Et il se souvint qu'un jour, Mataji avait dit que les maladies ont des formes semblables aux nôtres: "Je les vois -disait-elle- si elles s'approchent de quelqu'un. Et lorsqu'elles s'approchent de moi pour me visiter, je les vois également, mais pourquoi les chasserais-je ? Tous les êtres sont les manifestations de l'UN, alors ils sont les bienvenus chez moi".

Le docteur demanda: "Ma, est-ce la maladie qui a sauté hier dans le Gange ?" Mâ répondit simplement: "Vous pouvez croire ce que vous voulez !" Et elle n'en dit pas davantage.

Q.- Mataji ne confirma, ni n'infirma ?

At.- Non, elle n'ajouta rien de plus. D'ailleurs, ce que je viens de vous dire a été publié dans le livre "Mâ Anandamayi Lila" "Memoirs of Hari Ram Joshi", et traduit dans le livre allemand dont je vous ai parlé "Gesprache mit der gluckseligen Mutter Shri Anandamayi".(Mangalan Verlag - S. Schang - 1985) L'auteur a fait un très beau travail et a choisi plusieurs témoignages très intéressants..

L'heure de nous rendre à l'ashram étant arrivée, nous partons comme chaque soir à pied pour Kishenpur. Juste un quart d'heure de marche. Il est 17 heures. Ce soir à 20 heures 30, commence la grande fête d'Akshaya Tritiya. Plusieurs hommes se promènent sur la route devant nous. Lorsque nous parvenons à leur hauteur, ils reconnaissent Atmananda et la saluent avec respect en joignant les mains: "Jay Mâ I Jay Mâl" disent-ils. Et nous répondons: "Jay Mâ". Ce sont des fidèlees de Mataji qui viennent d'arriver pour la fête.

A l'ashram comme chaque soir Atmananda dirige le Kirtan. Bien qu'âgée de 81 ans, elle a une voix étonnamment pure. Et je la regarde, elle qui fut une grande musicienne, tandis qu'elle accompagne d'une main, sur un orgue poussif, les versets des chants sacrés avec l'autre main, inlassablement, qui actionne la soufflerie du petit instrument à vent, sorte d'harmonium si répandu en Inde, et sans lequel un Kirtan ne serait pas tout à fait un Kirtan !
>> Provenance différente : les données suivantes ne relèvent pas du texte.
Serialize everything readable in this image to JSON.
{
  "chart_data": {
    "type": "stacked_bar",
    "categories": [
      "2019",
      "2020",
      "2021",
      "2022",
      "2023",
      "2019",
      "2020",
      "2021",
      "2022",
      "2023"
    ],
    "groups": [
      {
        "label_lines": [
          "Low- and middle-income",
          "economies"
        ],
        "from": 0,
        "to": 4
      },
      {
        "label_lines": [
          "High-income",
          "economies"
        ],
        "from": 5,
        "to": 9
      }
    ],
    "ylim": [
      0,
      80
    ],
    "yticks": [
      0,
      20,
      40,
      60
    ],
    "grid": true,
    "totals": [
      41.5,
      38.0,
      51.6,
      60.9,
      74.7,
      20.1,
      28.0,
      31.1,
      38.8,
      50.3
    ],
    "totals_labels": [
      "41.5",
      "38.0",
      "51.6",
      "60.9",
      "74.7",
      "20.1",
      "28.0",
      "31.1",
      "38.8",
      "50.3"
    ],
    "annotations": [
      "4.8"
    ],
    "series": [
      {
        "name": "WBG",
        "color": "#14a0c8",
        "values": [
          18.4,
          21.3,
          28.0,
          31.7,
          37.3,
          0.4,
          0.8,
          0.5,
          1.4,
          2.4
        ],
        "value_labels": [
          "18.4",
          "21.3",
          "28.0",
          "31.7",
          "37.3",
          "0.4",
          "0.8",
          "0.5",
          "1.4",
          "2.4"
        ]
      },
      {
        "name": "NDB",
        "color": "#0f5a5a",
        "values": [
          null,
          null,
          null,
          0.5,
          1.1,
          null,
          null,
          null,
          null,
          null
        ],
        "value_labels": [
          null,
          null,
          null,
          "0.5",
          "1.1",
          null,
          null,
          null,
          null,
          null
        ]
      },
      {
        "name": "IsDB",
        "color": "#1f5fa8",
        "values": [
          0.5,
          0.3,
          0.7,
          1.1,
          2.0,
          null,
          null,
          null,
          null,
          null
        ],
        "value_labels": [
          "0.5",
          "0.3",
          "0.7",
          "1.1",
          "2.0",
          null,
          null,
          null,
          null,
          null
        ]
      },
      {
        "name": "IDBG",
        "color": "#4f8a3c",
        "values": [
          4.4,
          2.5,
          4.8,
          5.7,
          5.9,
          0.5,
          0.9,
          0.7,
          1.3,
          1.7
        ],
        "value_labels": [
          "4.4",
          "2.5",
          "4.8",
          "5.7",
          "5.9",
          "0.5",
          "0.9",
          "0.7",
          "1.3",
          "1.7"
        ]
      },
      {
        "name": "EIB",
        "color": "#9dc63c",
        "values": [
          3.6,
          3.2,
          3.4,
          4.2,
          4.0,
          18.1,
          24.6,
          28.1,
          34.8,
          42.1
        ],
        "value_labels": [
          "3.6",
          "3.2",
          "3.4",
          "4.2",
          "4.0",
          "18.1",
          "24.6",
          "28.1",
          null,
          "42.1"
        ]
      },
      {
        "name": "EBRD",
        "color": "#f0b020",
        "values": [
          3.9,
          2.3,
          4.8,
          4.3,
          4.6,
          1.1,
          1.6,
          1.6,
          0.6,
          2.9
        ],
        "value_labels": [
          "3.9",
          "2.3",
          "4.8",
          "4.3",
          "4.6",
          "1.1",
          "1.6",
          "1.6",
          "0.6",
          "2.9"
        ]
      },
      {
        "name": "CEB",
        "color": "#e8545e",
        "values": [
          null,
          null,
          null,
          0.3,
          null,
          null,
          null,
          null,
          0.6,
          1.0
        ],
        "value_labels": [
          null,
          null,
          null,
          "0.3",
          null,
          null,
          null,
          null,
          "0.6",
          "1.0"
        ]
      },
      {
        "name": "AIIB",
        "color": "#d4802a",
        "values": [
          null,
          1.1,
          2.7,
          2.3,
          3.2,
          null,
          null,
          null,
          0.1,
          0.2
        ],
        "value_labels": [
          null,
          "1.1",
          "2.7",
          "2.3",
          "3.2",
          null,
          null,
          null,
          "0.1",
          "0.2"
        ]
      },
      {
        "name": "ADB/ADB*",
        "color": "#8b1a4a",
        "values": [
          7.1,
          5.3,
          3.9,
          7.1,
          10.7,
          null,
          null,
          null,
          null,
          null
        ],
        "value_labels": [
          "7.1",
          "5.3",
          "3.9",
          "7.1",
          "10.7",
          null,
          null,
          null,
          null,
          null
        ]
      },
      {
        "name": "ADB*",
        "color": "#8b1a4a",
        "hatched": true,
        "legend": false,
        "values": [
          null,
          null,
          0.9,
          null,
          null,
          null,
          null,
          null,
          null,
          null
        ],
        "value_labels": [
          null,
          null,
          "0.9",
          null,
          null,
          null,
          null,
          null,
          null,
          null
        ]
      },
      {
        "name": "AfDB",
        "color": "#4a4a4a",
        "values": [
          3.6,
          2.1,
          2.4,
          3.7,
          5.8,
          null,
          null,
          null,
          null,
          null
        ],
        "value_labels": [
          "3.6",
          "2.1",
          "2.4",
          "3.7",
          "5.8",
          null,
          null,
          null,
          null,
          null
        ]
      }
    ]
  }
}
Pendant que se déroulent les chants, I'ashram se remplit petit à petit d'une foule tranquille. Dans deux heures commencera la fête. Dès que la nuit tombera, les festivités débuteront par le chant des hommes qui entameront le nam-yagnya', le 'sacrifice du Nom', mouvement de circum- ambulation autour d'une sorte d'autel, érigé au centre du hall de l'ashram. Il est formé de trois cubes superposés, de tailles décroissantes, s'élevant à plus de deux mètres, et entièrement recouvert de feuilles de bananiers, orné de fleurs, de lumières et de guirlandes, au milieu desquelles ont été installées les images de Sri Krishna, de Nitai Gouranga, d'autres encore, ainsi que des photographies de Mataji et de Didima, la mère de Mâ. Les femmes prendront ensuite la relève pour la nuit, puis à l'aube, de nouveau les hommes, et ainsi successivement, jusqu'à la tombée de la nuit, le lendemain soir. Le mouvement giratoire ne s'arrêtant jamais, et s'effectuant toujours en présentant son côté droit, en signe de respect, à l'autel sur lequel sont exposées les images des dieux et des déesses de l'Inde.

Après le Kirtan, alors que la nuit est déjà tombée, nous rentrons chez nos hôtes. Nous marchons dans l'obscurité sur la route qui va de Dehradun à Mussoorie. Il fait très bon, et le parfum des arbres en fleurs qui bordent l'avenue nous parvient par bouffées odorantes, tandis que les phares des voitures, par intermittences, éclairent notre chemin.